There seems to have been a pro-biotech jury from which a lot of vital evidence was withheld by a biased judge, who attempted to silence the injured party's attorney. Despite all this, the jury had no doubt whatsoever that Roundup caused cancer, and that Monsanto should pay. With a bill of 11,000 x $80 million pending, "that's a real problem for Monsanto", indeed.

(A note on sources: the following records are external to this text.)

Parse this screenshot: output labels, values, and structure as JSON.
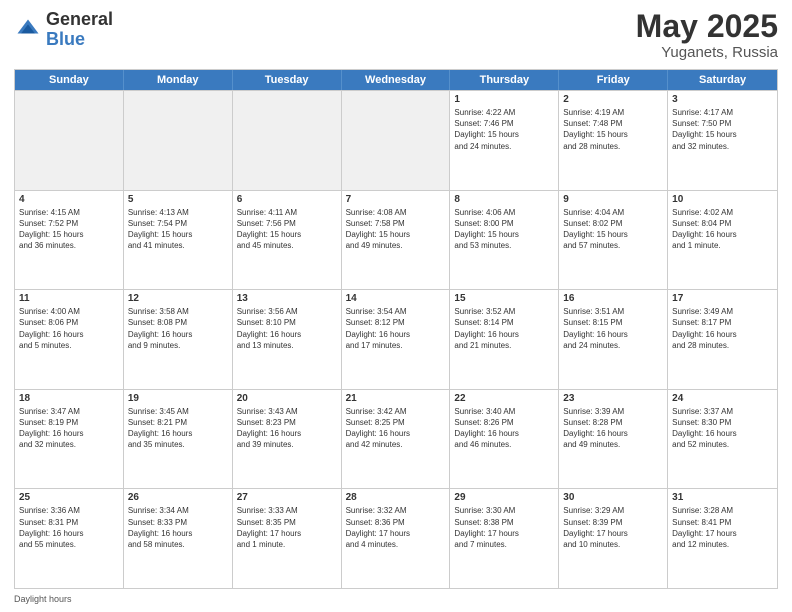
{
  "header": {
    "logo_general": "General",
    "logo_blue": "Blue",
    "title": "May 2025",
    "location": "Yuganets, Russia"
  },
  "calendar": {
    "days_of_week": [
      "Sunday",
      "Monday",
      "Tuesday",
      "Wednesday",
      "Thursday",
      "Friday",
      "Saturday"
    ],
    "weeks": [
      [
        {
          "day": "",
          "info": "",
          "shaded": true
        },
        {
          "day": "",
          "info": "",
          "shaded": true
        },
        {
          "day": "",
          "info": "",
          "shaded": true
        },
        {
          "day": "",
          "info": "",
          "shaded": true
        },
        {
          "day": "1",
          "info": "Sunrise: 4:22 AM\nSunset: 7:46 PM\nDaylight: 15 hours\nand 24 minutes.",
          "shaded": false
        },
        {
          "day": "2",
          "info": "Sunrise: 4:19 AM\nSunset: 7:48 PM\nDaylight: 15 hours\nand 28 minutes.",
          "shaded": false
        },
        {
          "day": "3",
          "info": "Sunrise: 4:17 AM\nSunset: 7:50 PM\nDaylight: 15 hours\nand 32 minutes.",
          "shaded": false
        }
      ],
      [
        {
          "day": "4",
          "info": "Sunrise: 4:15 AM\nSunset: 7:52 PM\nDaylight: 15 hours\nand 36 minutes.",
          "shaded": false
        },
        {
          "day": "5",
          "info": "Sunrise: 4:13 AM\nSunset: 7:54 PM\nDaylight: 15 hours\nand 41 minutes.",
          "shaded": false
        },
        {
          "day": "6",
          "info": "Sunrise: 4:11 AM\nSunset: 7:56 PM\nDaylight: 15 hours\nand 45 minutes.",
          "shaded": false
        },
        {
          "day": "7",
          "info": "Sunrise: 4:08 AM\nSunset: 7:58 PM\nDaylight: 15 hours\nand 49 minutes.",
          "shaded": false
        },
        {
          "day": "8",
          "info": "Sunrise: 4:06 AM\nSunset: 8:00 PM\nDaylight: 15 hours\nand 53 minutes.",
          "shaded": false
        },
        {
          "day": "9",
          "info": "Sunrise: 4:04 AM\nSunset: 8:02 PM\nDaylight: 15 hours\nand 57 minutes.",
          "shaded": false
        },
        {
          "day": "10",
          "info": "Sunrise: 4:02 AM\nSunset: 8:04 PM\nDaylight: 16 hours\nand 1 minute.",
          "shaded": false
        }
      ],
      [
        {
          "day": "11",
          "info": "Sunrise: 4:00 AM\nSunset: 8:06 PM\nDaylight: 16 hours\nand 5 minutes.",
          "shaded": false
        },
        {
          "day": "12",
          "info": "Sunrise: 3:58 AM\nSunset: 8:08 PM\nDaylight: 16 hours\nand 9 minutes.",
          "shaded": false
        },
        {
          "day": "13",
          "info": "Sunrise: 3:56 AM\nSunset: 8:10 PM\nDaylight: 16 hours\nand 13 minutes.",
          "shaded": false
        },
        {
          "day": "14",
          "info": "Sunrise: 3:54 AM\nSunset: 8:12 PM\nDaylight: 16 hours\nand 17 minutes.",
          "shaded": false
        },
        {
          "day": "15",
          "info": "Sunrise: 3:52 AM\nSunset: 8:14 PM\nDaylight: 16 hours\nand 21 minutes.",
          "shaded": false
        },
        {
          "day": "16",
          "info": "Sunrise: 3:51 AM\nSunset: 8:15 PM\nDaylight: 16 hours\nand 24 minutes.",
          "shaded": false
        },
        {
          "day": "17",
          "info": "Sunrise: 3:49 AM\nSunset: 8:17 PM\nDaylight: 16 hours\nand 28 minutes.",
          "shaded": false
        }
      ],
      [
        {
          "day": "18",
          "info": "Sunrise: 3:47 AM\nSunset: 8:19 PM\nDaylight: 16 hours\nand 32 minutes.",
          "shaded": false
        },
        {
          "day": "19",
          "info": "Sunrise: 3:45 AM\nSunset: 8:21 PM\nDaylight: 16 hours\nand 35 minutes.",
          "shaded": false
        },
        {
          "day": "20",
          "info": "Sunrise: 3:43 AM\nSunset: 8:23 PM\nDaylight: 16 hours\nand 39 minutes.",
          "shaded": false
        },
        {
          "day": "21",
          "info": "Sunrise: 3:42 AM\nSunset: 8:25 PM\nDaylight: 16 hours\nand 42 minutes.",
          "shaded": false
        },
        {
          "day": "22",
          "info": "Sunrise: 3:40 AM\nSunset: 8:26 PM\nDaylight: 16 hours\nand 46 minutes.",
          "shaded": false
        },
        {
          "day": "23",
          "info": "Sunrise: 3:39 AM\nSunset: 8:28 PM\nDaylight: 16 hours\nand 49 minutes.",
          "shaded": false
        },
        {
          "day": "24",
          "info": "Sunrise: 3:37 AM\nSunset: 8:30 PM\nDaylight: 16 hours\nand 52 minutes.",
          "shaded": false
        }
      ],
      [
        {
          "day": "25",
          "info": "Sunrise: 3:36 AM\nSunset: 8:31 PM\nDaylight: 16 hours\nand 55 minutes.",
          "shaded": false
        },
        {
          "day": "26",
          "info": "Sunrise: 3:34 AM\nSunset: 8:33 PM\nDaylight: 16 hours\nand 58 minutes.",
          "shaded": false
        },
        {
          "day": "27",
          "info": "Sunrise: 3:33 AM\nSunset: 8:35 PM\nDaylight: 17 hours\nand 1 minute.",
          "shaded": false
        },
        {
          "day": "28",
          "info": "Sunrise: 3:32 AM\nSunset: 8:36 PM\nDaylight: 17 hours\nand 4 minutes.",
          "shaded": false
        },
        {
          "day": "29",
          "info": "Sunrise: 3:30 AM\nSunset: 8:38 PM\nDaylight: 17 hours\nand 7 minutes.",
          "shaded": false
        },
        {
          "day": "30",
          "info": "Sunrise: 3:29 AM\nSunset: 8:39 PM\nDaylight: 17 hours\nand 10 minutes.",
          "shaded": false
        },
        {
          "day": "31",
          "info": "Sunrise: 3:28 AM\nSunset: 8:41 PM\nDaylight: 17 hours\nand 12 minutes.",
          "shaded": false
        }
      ]
    ]
  },
  "footer": {
    "text": "Daylight hours"
  }
}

This speaks volumes about the strength of the evidence, which many concerned scientists have been saying for years, that Roundup causes cancer and that Monsanto knew it [1].

Watch this space.


[1] Cary Gillam, 2017, Whitewash, ISBN978-1-61091-832-9

  • Sam Levin, Monsanto found liable for California man's cancer and ordered to pay $80m in damages, Guardian 27.03.19
  • Sam Levin, Judge in Roundup maker's first federal trial had banned discussion of the company's alleged manipulation of science, Guardian 26.02.19
  • Robert Howard, Judge in Monsanto Roundup Trial is already hindering testimony, Truthout 24.02.19, reprinted with permission GM Watch 26.02.19
  • Carey Gillam, Monsanto Roundup Trial Tracker: New Developments, US Right to Know 18.10.19
  • Joe Dwyer, Bayer's $62.5 billion acquisition of Monsanto (MYSE:MON) is set to close Thursday, 5.06.18
  • Joesl Rosenblatt aznd Margaret Cronin Fisk, What's Next in Court for Bayer Toxic Chemical Claims, The Washington Post, 21.03.19
  • Luoping Zhang, et al., February 2019, Exposure to glyphosate-based herbicides and risk for Non-Hodgkin Lymphoma: A meta-analysis and supporting evidence, Science Direct.
  • Exposure to glyphosate-based herbicides increases risk of Non-Hodgkin Lymphoma, GM Watch 12.02.19
  • New study shows cancer link to glyphosate herbicides, GM Watch, 19.03.19
  • Maria E. Leon, et al., 2019, Pesticide use and risk of non-Hodgkin lymphoid malignancies in agricultural cohorts from France, Norway and the USA: a pooled analysis from the AGRICOH consortium, International Journal of Epidemiology
  • Luoping Zhang, et al., 2019, Exposure to Glyphosate-Based Herbicides and Risk for Non-Hodgkin Lymphoma: A Meta-Analysis and Supporting Evidence.